Castiel couldn't remember the first time it had snowed. It was thousands of years ago, in days when the Earth was shiny and new and beautiful and God was as loving a father as any angel could ask for. In those days the snow shown slick and white, covering the ground with a frosty layer of ice. In those days there was no yellow snow, and no sarcastic Dean tossing hastily crafted wads of the stuff at Castiel.
But there was a certain beauty in the filth of the present. A familiarity. A comfort, where previously there had only been dispassionate (and perhaps even a little begrudging) love. Angels have reason to be jealous of humans, after all. So maybe that's why, standing here in this human body, knee-deep in crunchy-dirty snow, still Castiel is happy.
After Dean had bored himself with snowballs, he decided to introduce to Cas the childhood-nostalgia of snow angels. Dean thought it would be funny. So did Sam, perhaps, though he showed it in a different way. But when Castiel looked down at his creation, and then at Sam and Dean's faces, they weren't amused.

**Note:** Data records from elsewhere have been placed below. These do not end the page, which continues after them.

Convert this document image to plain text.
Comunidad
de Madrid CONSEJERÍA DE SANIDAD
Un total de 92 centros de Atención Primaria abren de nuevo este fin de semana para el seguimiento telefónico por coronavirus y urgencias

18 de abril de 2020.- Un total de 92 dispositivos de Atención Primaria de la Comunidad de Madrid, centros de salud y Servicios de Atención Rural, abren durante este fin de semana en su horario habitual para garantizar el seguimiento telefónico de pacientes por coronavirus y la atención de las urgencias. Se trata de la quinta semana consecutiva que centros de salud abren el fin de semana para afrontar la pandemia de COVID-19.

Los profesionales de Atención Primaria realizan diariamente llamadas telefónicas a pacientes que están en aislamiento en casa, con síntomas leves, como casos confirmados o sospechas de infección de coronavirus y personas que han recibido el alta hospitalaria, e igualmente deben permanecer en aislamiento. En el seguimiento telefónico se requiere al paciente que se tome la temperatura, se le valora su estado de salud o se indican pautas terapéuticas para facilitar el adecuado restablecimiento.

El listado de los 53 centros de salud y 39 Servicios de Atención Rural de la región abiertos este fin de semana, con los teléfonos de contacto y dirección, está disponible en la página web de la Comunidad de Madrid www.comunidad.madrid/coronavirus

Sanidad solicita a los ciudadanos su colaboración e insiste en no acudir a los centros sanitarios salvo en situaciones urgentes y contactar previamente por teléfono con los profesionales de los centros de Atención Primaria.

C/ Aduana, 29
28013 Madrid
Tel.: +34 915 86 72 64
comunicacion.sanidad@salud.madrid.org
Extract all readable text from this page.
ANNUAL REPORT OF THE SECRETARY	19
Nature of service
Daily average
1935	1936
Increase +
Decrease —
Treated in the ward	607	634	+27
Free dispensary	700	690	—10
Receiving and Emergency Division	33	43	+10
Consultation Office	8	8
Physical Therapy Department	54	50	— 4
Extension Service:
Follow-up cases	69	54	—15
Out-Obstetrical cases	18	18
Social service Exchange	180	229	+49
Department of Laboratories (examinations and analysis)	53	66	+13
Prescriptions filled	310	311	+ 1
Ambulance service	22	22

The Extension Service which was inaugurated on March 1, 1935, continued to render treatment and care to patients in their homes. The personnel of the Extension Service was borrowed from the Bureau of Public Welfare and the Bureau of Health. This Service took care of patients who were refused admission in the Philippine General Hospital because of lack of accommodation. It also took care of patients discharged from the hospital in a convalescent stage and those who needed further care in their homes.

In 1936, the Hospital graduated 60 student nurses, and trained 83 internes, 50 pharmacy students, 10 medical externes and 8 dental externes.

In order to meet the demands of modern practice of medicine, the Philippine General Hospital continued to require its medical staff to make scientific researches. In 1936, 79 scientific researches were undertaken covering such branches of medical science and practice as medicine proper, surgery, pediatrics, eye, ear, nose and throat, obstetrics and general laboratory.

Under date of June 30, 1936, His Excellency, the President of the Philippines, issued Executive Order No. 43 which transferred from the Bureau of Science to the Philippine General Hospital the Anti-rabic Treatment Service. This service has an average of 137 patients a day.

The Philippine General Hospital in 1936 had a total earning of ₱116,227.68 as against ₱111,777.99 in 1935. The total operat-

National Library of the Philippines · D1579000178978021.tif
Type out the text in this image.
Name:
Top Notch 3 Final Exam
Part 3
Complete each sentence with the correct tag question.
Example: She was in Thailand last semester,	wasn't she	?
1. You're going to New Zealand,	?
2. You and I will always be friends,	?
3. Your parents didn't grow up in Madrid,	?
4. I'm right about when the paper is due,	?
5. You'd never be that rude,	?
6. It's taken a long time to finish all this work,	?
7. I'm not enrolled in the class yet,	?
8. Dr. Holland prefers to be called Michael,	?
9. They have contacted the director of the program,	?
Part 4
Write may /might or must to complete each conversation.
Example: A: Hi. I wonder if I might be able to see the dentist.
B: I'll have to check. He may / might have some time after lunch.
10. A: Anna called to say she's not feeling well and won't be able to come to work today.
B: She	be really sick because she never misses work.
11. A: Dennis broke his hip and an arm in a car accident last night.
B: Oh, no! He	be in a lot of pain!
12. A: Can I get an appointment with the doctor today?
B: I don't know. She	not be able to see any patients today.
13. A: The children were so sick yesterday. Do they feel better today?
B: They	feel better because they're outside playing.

"Holy shit, Cas," Dean said, his breath puffing into the cold air. Sam shook his head in silent agreement.
Castiel hadn't bothered to use his arms to create the pitiful appendages that Sam and Dean referred to as the wings of the angel. He knew what angel wings looked like, and they were not blocky and clumsy. They were large and frightening and they were beautiful.
So he had imprinted the shape of his own wings in the snow, and they stretched beside the solemn form of his body. Outlined with flecks of gravel and dirt, a tattered angel stared up from the ground.
"I think I am the best at making snow angels," Castiel said soberly.